Received this from MAGRR this morning:


Old Gold... 
by Cheryl Minnier 

She sits in silent misery. 
Confusion colors all she sees. 
The sights, the sounds, the smell of fear, 
all seem concentrated here. 

"The kids have gone." "There is no time." 
They brought her here to leave behind. 
The ghost of those who died alone 
have now replaced the home she's known. 

She kept her family safe all those years. 
No creeping threat escaped her ears. 
So much love left to give, 
she has fears to vanquish, slights to forgive. 

Will all that end in this cold, sterile place? 
Will the light slowly fade from this lovely white face? 
A couch, just a piece, and a spot in the sun, 
is all that she asks. She needs no "room to run." 

Into rescue she comes, her hopes rise anew. 
But how many young faces obscure the view, 
of a home of her own, a family to love? 
Of a chance to start over, a way to rise above? 

Can you find in your home a place for her to live? 
In return she will give, all in her power to give. 
In Old Gold you will find a treasure so grand, 
that the gift will be yours. Will you please understand?... 

..that Seniors are special, the best that is Gold. 
Their gratitude endless, as their spirit unfolds, 
and they start to recover the joy that they knew, 
'cause they know in their hearts... 
that their savior... 
is you.


----------



## Debles (Sep 6, 2007)

OMG, what a tearjerker! People who give away a dog they've had forever should be flogged.


----------



## Penny & Maggie's Mom (Oct 4, 2007)

OMG.......... I'm crying now. The seniors just tug at my heart. We are at our limit now, but in the future I'll def want a senior and/or special needs golden. And I don't even want to think about my feelings for those that dump these sweethearts. GGGGGGGRRRRRRRRRR


----------



## Jo Ellen (Feb 25, 2007)

I will never be guilty of this. It's utterly heartbreaking.

I've made a commitment to Daisy and to this breed that I will rescue a senior golden when I don't have Daisy anymore.

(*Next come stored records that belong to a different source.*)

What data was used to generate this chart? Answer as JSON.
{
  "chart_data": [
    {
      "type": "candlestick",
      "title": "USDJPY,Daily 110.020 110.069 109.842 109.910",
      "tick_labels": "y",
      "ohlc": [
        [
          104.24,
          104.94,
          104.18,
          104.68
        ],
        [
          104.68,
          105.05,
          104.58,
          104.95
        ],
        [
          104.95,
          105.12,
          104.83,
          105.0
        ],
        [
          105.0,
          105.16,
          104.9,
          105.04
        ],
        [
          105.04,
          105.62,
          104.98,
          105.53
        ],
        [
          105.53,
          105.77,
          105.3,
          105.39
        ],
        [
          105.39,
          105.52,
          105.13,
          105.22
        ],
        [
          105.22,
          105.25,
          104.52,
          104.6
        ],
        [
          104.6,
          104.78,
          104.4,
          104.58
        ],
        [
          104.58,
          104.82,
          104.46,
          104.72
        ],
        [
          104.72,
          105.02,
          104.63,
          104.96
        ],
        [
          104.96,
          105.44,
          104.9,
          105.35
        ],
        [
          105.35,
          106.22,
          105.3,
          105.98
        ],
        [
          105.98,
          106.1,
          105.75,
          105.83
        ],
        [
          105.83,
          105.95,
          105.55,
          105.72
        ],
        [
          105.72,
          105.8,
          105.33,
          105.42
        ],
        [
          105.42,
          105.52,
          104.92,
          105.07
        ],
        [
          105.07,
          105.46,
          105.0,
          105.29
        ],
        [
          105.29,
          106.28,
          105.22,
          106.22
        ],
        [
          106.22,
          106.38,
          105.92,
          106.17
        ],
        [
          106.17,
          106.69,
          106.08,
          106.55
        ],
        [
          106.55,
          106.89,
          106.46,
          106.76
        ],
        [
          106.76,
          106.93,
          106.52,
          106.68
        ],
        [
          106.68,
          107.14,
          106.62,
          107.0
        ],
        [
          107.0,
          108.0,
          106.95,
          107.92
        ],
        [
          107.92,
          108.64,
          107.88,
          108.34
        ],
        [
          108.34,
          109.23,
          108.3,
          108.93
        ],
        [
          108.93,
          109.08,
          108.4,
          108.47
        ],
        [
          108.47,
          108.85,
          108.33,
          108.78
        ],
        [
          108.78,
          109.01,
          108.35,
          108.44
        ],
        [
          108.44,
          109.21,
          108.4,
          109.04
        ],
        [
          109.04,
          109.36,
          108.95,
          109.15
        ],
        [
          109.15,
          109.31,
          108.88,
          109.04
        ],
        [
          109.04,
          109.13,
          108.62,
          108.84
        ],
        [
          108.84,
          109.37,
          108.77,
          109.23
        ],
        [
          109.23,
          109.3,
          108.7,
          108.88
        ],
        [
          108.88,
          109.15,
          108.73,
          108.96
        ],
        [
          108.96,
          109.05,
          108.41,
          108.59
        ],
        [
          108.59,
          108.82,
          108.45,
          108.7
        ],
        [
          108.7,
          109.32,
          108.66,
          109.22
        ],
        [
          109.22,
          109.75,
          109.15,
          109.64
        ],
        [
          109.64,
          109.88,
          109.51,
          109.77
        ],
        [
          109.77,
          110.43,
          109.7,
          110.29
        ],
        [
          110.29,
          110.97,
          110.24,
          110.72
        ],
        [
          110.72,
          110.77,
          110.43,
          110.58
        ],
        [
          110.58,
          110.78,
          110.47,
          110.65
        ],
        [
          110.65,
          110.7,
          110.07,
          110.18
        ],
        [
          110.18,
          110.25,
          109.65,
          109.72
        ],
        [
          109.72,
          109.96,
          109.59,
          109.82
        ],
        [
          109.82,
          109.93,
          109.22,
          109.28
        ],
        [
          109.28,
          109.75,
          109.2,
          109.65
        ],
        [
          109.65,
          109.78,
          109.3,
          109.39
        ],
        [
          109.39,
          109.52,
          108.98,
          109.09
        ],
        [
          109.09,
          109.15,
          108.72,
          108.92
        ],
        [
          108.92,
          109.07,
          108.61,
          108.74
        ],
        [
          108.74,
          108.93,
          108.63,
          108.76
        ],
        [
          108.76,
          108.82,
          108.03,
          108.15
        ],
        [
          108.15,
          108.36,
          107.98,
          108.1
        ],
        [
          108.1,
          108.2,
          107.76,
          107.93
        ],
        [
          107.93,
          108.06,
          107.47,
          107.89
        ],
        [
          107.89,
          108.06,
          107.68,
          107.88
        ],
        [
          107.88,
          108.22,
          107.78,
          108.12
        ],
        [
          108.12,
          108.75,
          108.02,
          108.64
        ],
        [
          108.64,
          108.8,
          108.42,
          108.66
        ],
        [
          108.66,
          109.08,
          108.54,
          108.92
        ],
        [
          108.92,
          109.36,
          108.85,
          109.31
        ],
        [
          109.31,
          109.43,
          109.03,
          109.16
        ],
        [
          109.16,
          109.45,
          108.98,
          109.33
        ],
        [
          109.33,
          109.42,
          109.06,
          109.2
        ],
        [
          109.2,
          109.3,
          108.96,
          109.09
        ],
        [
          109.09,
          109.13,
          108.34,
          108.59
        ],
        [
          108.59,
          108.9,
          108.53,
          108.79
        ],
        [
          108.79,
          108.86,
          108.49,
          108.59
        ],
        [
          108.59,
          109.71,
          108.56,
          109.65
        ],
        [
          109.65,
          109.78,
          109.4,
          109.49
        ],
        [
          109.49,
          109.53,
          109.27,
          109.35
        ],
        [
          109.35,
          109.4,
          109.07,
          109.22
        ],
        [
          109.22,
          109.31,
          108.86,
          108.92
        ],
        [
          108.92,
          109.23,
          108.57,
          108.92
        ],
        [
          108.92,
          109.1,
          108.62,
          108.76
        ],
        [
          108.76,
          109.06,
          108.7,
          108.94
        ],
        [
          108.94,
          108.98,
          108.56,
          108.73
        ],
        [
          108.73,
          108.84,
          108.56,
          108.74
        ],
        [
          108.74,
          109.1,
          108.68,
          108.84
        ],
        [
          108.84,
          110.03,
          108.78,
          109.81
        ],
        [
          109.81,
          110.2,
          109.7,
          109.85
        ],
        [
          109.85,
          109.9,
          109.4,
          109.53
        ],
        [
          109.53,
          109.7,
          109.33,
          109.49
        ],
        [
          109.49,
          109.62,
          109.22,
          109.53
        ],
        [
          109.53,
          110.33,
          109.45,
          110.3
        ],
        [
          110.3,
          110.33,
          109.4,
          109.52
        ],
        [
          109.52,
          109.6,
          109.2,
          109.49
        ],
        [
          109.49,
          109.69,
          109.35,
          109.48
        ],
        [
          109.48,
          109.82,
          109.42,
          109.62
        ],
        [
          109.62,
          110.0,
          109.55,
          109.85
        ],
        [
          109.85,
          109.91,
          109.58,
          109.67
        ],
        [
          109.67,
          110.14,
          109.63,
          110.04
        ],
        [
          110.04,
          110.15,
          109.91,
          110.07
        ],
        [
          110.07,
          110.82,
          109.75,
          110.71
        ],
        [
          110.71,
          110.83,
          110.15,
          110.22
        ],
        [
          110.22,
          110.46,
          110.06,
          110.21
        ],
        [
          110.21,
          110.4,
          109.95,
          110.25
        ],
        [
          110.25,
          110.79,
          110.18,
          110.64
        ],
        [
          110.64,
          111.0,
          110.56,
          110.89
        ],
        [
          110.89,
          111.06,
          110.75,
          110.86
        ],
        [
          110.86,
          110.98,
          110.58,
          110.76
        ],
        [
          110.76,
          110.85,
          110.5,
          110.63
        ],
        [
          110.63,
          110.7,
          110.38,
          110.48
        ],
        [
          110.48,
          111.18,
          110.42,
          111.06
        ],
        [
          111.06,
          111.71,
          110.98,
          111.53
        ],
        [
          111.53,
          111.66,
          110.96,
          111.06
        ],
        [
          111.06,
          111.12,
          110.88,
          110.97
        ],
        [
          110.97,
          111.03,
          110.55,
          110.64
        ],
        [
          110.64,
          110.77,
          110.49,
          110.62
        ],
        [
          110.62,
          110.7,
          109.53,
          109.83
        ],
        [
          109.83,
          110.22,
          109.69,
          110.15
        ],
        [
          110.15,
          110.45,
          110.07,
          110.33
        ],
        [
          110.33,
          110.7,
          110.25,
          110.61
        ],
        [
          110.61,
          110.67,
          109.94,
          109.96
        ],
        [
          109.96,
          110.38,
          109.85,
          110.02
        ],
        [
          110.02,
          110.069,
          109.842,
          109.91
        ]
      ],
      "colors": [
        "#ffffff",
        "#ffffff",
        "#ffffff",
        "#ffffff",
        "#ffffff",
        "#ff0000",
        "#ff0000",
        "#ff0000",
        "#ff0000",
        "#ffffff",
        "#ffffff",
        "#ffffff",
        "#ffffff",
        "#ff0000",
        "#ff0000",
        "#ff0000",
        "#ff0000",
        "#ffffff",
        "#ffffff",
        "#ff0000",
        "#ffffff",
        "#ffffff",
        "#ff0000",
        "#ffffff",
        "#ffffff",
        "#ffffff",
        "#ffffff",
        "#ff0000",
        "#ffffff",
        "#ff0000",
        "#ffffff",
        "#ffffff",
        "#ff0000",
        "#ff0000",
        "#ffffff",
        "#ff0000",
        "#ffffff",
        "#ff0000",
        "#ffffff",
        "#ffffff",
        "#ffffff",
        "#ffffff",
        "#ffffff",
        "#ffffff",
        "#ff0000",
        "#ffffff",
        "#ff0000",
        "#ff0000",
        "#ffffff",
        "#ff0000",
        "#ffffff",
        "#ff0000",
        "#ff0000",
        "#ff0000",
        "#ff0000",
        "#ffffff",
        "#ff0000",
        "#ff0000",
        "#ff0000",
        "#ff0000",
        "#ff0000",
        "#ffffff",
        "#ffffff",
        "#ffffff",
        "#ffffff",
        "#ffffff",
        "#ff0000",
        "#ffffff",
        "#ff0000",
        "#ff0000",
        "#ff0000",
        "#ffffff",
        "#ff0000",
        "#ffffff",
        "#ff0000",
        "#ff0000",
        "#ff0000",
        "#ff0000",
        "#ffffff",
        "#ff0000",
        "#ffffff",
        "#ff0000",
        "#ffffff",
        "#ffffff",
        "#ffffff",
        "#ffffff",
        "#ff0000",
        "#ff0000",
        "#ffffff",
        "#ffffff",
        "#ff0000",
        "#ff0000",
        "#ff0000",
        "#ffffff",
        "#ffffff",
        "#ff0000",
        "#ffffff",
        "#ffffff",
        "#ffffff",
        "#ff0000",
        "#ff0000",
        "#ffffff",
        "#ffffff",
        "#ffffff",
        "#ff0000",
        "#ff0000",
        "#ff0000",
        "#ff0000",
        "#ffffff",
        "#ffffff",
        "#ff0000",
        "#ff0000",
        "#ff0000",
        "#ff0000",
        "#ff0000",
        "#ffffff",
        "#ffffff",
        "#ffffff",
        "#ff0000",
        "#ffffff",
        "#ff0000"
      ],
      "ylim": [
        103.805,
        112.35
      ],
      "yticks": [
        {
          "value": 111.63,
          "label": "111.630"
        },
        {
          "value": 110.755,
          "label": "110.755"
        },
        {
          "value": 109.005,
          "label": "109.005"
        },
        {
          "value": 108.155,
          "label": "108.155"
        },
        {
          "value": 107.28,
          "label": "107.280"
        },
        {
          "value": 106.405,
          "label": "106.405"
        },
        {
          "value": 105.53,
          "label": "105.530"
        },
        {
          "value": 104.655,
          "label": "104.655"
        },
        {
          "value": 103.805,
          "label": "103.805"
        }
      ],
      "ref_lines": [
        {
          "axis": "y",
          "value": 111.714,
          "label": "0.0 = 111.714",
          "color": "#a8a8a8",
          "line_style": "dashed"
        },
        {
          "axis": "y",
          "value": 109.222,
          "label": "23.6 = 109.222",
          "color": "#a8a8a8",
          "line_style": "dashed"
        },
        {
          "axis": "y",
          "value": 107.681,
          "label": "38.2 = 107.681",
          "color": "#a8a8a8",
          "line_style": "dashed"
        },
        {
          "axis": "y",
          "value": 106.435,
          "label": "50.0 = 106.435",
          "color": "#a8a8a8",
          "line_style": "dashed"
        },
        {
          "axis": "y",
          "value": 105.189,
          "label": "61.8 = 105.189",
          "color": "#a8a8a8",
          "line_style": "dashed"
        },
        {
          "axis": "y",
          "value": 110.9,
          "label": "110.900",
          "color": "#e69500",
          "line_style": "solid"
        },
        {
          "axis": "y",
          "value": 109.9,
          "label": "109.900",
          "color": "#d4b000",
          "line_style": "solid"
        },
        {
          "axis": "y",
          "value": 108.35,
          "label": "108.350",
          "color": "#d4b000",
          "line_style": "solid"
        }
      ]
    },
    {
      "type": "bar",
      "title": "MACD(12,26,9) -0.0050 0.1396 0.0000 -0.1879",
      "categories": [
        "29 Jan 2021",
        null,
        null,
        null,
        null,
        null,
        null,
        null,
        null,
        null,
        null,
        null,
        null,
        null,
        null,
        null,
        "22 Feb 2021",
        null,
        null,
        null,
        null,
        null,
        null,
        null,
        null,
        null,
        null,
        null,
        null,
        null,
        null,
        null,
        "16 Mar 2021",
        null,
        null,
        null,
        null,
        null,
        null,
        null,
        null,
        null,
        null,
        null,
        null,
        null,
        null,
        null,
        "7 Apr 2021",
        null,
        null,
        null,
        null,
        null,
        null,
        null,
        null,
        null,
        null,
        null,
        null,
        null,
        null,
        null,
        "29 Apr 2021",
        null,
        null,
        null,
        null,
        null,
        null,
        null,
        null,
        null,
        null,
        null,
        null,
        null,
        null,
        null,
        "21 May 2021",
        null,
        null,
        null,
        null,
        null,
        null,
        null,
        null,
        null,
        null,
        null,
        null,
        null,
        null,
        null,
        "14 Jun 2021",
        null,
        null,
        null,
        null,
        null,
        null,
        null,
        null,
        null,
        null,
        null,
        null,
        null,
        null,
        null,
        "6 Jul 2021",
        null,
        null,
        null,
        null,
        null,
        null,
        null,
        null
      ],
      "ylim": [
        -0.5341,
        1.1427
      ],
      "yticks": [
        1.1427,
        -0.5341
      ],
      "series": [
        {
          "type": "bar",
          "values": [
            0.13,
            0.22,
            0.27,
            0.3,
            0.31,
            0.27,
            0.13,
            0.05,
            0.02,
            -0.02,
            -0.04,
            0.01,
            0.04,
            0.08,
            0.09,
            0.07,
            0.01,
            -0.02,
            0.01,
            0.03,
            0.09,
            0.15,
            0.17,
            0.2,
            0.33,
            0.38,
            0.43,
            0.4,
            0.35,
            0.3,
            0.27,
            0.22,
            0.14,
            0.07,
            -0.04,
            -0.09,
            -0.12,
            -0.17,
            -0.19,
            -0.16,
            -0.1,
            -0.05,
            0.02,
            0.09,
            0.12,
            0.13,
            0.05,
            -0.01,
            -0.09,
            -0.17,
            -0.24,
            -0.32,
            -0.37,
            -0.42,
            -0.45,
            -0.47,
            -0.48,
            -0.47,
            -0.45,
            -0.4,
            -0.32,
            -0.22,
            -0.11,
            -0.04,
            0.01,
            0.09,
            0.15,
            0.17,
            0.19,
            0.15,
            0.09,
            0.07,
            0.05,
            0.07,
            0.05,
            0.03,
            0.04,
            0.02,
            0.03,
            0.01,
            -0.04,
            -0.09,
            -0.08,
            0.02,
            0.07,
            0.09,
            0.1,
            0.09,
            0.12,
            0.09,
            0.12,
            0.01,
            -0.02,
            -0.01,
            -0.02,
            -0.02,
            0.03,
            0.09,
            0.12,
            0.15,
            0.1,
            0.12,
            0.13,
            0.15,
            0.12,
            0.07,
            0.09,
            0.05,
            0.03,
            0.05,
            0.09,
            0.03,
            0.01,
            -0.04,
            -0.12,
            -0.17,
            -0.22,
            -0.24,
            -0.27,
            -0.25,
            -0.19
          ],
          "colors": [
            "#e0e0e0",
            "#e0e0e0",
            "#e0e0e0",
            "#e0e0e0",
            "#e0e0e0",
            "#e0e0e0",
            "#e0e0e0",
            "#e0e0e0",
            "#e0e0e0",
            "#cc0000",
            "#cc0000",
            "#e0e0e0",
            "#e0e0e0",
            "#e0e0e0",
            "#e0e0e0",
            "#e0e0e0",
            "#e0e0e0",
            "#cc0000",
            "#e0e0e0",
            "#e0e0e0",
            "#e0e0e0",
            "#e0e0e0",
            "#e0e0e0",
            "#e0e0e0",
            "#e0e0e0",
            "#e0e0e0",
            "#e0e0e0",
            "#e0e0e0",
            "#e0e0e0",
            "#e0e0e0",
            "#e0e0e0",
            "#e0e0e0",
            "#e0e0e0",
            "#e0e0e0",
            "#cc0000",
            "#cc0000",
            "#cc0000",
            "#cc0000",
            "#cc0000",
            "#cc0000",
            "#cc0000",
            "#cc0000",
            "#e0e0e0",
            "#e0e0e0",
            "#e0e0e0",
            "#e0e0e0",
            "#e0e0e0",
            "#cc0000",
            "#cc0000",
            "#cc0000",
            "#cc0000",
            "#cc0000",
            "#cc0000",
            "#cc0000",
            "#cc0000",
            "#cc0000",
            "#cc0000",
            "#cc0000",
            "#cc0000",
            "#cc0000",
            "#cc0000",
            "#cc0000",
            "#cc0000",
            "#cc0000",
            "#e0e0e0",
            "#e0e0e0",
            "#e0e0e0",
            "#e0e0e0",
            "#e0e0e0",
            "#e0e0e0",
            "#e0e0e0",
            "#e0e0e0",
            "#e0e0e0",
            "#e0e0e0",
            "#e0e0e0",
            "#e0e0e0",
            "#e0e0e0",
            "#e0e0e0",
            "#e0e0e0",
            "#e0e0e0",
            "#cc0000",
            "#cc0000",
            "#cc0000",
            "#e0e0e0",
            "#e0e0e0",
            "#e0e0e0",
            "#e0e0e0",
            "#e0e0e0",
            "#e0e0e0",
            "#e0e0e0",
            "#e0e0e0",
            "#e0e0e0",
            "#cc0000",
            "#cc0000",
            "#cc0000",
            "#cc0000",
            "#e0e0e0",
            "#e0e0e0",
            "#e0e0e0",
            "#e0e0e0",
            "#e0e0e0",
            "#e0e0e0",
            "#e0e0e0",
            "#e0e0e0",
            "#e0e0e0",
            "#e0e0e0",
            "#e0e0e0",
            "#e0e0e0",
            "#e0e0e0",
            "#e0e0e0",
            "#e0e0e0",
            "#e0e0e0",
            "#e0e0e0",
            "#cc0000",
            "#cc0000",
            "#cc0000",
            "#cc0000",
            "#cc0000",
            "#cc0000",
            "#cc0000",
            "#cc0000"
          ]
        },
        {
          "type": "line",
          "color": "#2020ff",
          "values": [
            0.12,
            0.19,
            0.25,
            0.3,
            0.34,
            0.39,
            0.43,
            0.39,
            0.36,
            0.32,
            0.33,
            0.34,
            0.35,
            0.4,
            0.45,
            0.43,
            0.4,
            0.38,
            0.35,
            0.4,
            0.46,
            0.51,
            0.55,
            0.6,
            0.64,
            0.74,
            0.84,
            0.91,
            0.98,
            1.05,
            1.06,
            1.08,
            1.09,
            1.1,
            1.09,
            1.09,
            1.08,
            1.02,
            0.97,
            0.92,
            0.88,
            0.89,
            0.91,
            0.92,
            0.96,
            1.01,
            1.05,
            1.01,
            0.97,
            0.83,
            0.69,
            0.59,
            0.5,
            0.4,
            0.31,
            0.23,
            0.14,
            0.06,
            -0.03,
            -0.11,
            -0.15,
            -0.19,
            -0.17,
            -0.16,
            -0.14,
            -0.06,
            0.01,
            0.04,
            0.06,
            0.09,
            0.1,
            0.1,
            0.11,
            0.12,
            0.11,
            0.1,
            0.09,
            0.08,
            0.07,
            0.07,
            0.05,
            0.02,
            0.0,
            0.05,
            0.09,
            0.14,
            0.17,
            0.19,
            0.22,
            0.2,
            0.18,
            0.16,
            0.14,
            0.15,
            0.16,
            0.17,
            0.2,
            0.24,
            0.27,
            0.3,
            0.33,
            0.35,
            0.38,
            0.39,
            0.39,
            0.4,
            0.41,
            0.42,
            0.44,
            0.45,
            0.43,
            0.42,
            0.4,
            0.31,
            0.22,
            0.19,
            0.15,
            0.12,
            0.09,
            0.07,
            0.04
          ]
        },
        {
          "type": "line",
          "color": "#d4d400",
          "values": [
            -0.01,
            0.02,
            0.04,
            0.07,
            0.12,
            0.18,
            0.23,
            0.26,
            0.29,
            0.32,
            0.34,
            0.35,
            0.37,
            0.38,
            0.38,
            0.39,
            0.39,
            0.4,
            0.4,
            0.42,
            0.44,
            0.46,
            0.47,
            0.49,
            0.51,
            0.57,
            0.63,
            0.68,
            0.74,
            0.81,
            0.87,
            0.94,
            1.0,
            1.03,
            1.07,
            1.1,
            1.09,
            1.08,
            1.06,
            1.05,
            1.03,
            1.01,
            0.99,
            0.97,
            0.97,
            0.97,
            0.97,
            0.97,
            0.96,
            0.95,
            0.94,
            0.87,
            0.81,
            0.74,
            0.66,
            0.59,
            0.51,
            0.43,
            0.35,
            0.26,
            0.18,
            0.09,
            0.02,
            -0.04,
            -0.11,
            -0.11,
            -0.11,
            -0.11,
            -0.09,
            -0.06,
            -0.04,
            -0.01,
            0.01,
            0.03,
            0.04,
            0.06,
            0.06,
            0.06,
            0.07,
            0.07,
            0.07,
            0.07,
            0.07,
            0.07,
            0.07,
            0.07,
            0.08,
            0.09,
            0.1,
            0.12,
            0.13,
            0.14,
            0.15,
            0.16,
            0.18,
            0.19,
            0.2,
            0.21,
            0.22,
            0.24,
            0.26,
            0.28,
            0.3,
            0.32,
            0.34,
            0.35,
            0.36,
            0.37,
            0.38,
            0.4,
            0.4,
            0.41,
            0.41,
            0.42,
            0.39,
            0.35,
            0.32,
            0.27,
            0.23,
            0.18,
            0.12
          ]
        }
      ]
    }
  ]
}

I would do it now but I have to work and I'm not sure how they would do with each other while I'm away. Too risky. I'm going to wait. And I figure when I don't have Daisy anymore, I'm going to need some rescuing myself so a senior rescue should be a perfect fit for me.

Thanks for reminding me, JM :heartbeat


----------



## Jackson'sMom (Oct 13, 2007)

Yep, our next golden will be a 'mature' adult or a senior, too. Julia has decided she's ready for another golden now, because she misses Gage so much. But with our busy summer, we're planning to wait until around the time school starts to begin our search for a new buddy.


----------



## mylissyk (Feb 25, 2007)

Oh gosh, tissue please.


----------



## goldensmum (Oct 23, 2007)

I know i should have been prepared by the title of the thread - in tears again - sadly it is so true


----------



## 3 goldens (Sep 30, 2005)

Tears. I read the stories of some of these "dumped" old golds in newslettes I get from the rescues I send to aand it makes my heart ache. I just don't understaND HOW PEOLE CAN DO THIS.

i WISH everyone of them WAS FORCED TO READ THAT POEM iT MAY CHANGE A FEW OF THEM.


----------



## Hudson (May 18, 2005)

So heart breaking and sad, how could any one do this to those wonderful old goldens, .......an unforgivable sin. Bless each and everyone of them that may be abondonded that a loving home will be there for them.


----------